Consequently, the CRISPR/Cas9 technology has emerged as a cornerstone of modern biotechnology over the past decade. Its global utilization across bioscience domains underscores its impact and significance, and its applications have extended far into the field of clinical neurosciences. So far, CRISPR/Cas9 has inseminated Cellular Neuropathology in the modeling of neurological disorders, concepts of neurodevelopment, gene therapy, and regenerative medicine. It is important to note that while CRISPR/Cas9 technology holds immense potential, there are also challenges to overcome, including off-target effects, delivery methods, and the need for rigorous safety assessments before any clinical applications can be more widely adopted.

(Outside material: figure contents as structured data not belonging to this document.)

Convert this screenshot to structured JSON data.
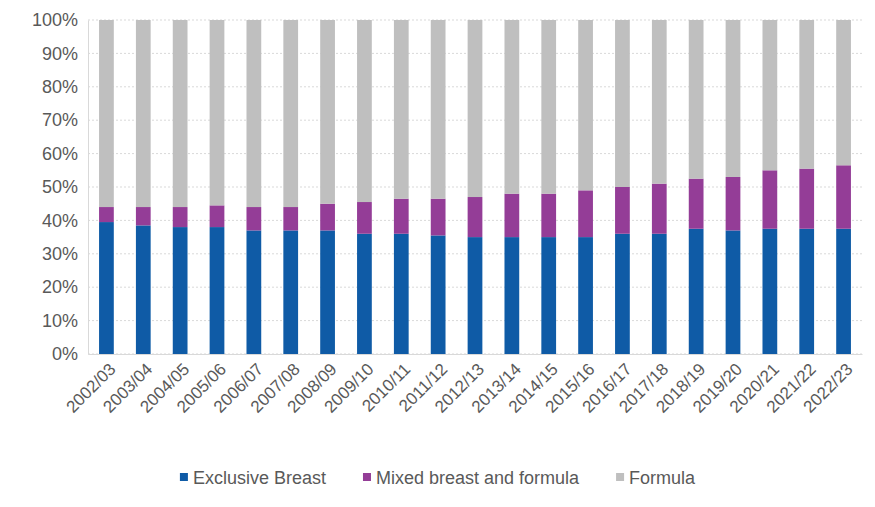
{
  "chart_data": {
    "type": "bar",
    "stacked": true,
    "grid": true,
    "legend": "bottom",
    "categories": [
      "2002/03",
      "2003/04",
      "2004/05",
      "2005/06",
      "2006/07",
      "2007/08",
      "2008/09",
      "2009/10",
      "2010/11",
      "2011/12",
      "2012/13",
      "2013/14",
      "2014/15",
      "2015/16",
      "2016/17",
      "2017/18",
      "2018/19",
      "2019/20",
      "2020/21",
      "2021/22",
      "2022/23"
    ],
    "series": [
      {
        "name": "Exclusive Breast",
        "color": "#0f5ba6",
        "values": [
          39.5,
          38.5,
          38,
          38,
          37,
          37,
          37,
          36,
          36,
          35.5,
          35,
          35,
          35,
          35,
          36,
          36,
          37.5,
          37,
          37.5,
          37.5,
          37.5
        ]
      },
      {
        "name": "Mixed breast and formula",
        "color": "#943d97",
        "values": [
          4.5,
          5.5,
          6,
          6.5,
          7,
          7,
          8,
          9.5,
          10.5,
          11,
          12,
          13,
          13,
          14,
          14,
          15,
          15,
          16,
          17.5,
          18,
          19
        ]
      },
      {
        "name": "Formula",
        "color": "#bfbfbf",
        "values": [
          56,
          56,
          56,
          55.5,
          56,
          56,
          55,
          54.5,
          53.5,
          53.5,
          53,
          52,
          52,
          51,
          50,
          49,
          47.5,
          47,
          45,
          44.5,
          43.5
        ]
      }
    ],
    "ylim": [
      0,
      100
    ],
    "yticks": [
      {
        "value": 0,
        "label": "0%"
      },
      {
        "value": 10,
        "label": "10%"
      },
      {
        "value": 20,
        "label": "20%"
      },
      {
        "value": 30,
        "label": "30%"
      },
      {
        "value": 40,
        "label": "40%"
      },
      {
        "value": 50,
        "label": "50%"
      },
      {
        "value": 60,
        "label": "60%"
      },
      {
        "value": 70,
        "label": "70%"
      },
      {
        "value": 80,
        "label": "80%"
      },
      {
        "value": 90,
        "label": "90%"
      },
      {
        "value": 100,
        "label": "100%"
      }
    ]
  }
}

In an effort to identify the most promising concepts in translational neurosciences, the Cellular Neuropathology section of Frontiers in Cellular Neurosciences recently launched a platform, the Hot Topics hub. Within this platform, this journal searches for impactful papers in Cellular Neuropathology, which carry landscape-changing potential, broaden imagination horizons and expand current diagnostic or therapeutic possibilities. Within this platform, two previous Research Topics evaluated the role of subtle neuroinflammation in chronic neurodegeneration and the roles of neuronal plasticity in the injured CNS. Within this new Research Topic, we would like to shift the focus from distinct disease pathomechanisms to a methodological tool, which broadly impacts various disease areas. As in the previous Research Topics, suitable manuscripts should push our understanding of neurological diseases, overcome existing limitations, pave the way for therapeutic progress and deserve attention in future research developments. Papers studying disease targets are welcome in the central and peripheral nervous systems, similar to papers studying CRISPR/Cas9-based gene therapies in vitro and in vivo. With this Research Topic, we would like to expand current knowledge in the field of functional genomics and gain further insight into neurodevelopmental disorders. This Research Topic is open for all disease areas. Papers outlining limitations and challenges of CRISPR/Cas9 technologies are particularly invited. In this search for the best ideas and concepts, Original Research, Reviews, Perspectives, and Opinions are envisaged. Papers will be reviewed based on excellence, originality, and innovation potential. Outstanding papers will be featured in an editorial. We are looking forward to your contributions to this new Research Topic.
Keywords: CRISPR/Cas9, neurological disorders, neurodevelopment, gene therapy, gene editing
Important Note: All contributions to this Research Topic must be within the scope of the section and journal to which they are submitted, as defined in their mission statements. Frontiers reserves the right to guide an out-of-scope manuscript to a more suitable section or journal at any stage of peer review.